Do what feels best to you. Right now, exercise may look temporarily different from your previous workouts by choosing a simple walk to the mailbox, swimming, boxing, or strength training – whatever you enjoy and makes you feel comfortable. The goal here is movement, and almost any form of exercise reduces stress while increasing fitness.

Get Professional Help

Sometimes we’ve tried it all, and we still feel stuck in our chronic stressed-out rut. Managing stress and quieting the noise is beneficial, but at times emotional de-cluttering isn’t enough.

It is a sign of courage to seek support, and the first step in feeling better is telling someone you are struggling. When stress becomes a chronic problem and something that feels beyond our control, our mental health will begin to be impacted and can lead to depression. A mental health professional can help get you back on track, and when you’re feeling good mentally, you’ll start to see increased physical health.

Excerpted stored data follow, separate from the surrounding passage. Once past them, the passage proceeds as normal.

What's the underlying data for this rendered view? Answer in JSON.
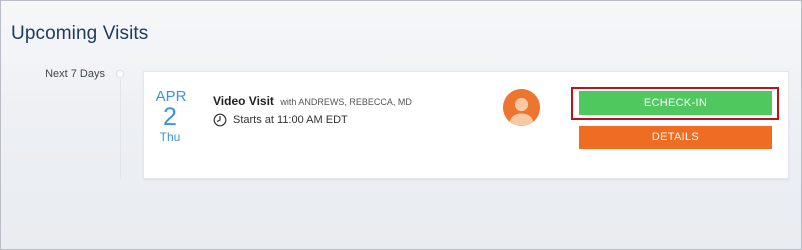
{
  "section": {
    "title": "Upcoming Visits"
  },
  "timeline": {
    "group_label": "Next 7 Days"
  },
  "visit": {
    "date": {
      "month": "APR",
      "day": "2",
      "weekday": "Thu"
    },
    "type": "Video Visit",
    "with_text": "with ANDREWS, REBECCA, MD",
    "time_text": "Starts at 11:00 AM EDT",
    "avatar_icon": "provider-avatar-icon",
    "clock_icon": "clock-icon"
  },
  "actions": {
    "echeckin_label": "ECHECK-IN",
    "details_label": "DETAILS"
  },
  "colors": {
    "title": "#1f3b5a",
    "date_accent": "#3b95dc",
    "echeckin": "#4fc95f",
    "details": "#ef6c23",
    "avatar_bg": "#ee7530",
    "highlight_border": "#b3161c"
  }
}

don't underestimate chronic stress

Don’t Underestimate Chronic Stress

Traditional risk factors are extremely significant, such as cholesterol and blood pressure, but chronic stress is also a risk factor. There are many studies, including research findings with PET/CT imaging, that have shown that not only is chronic stress a heavy psychological burden, but it is also associated with an increased risk of cardiovascular disease.

The relation between mental and physical health can not be separated – taking good care of your heart also lies in keeping your emotions and stress levels healthy too.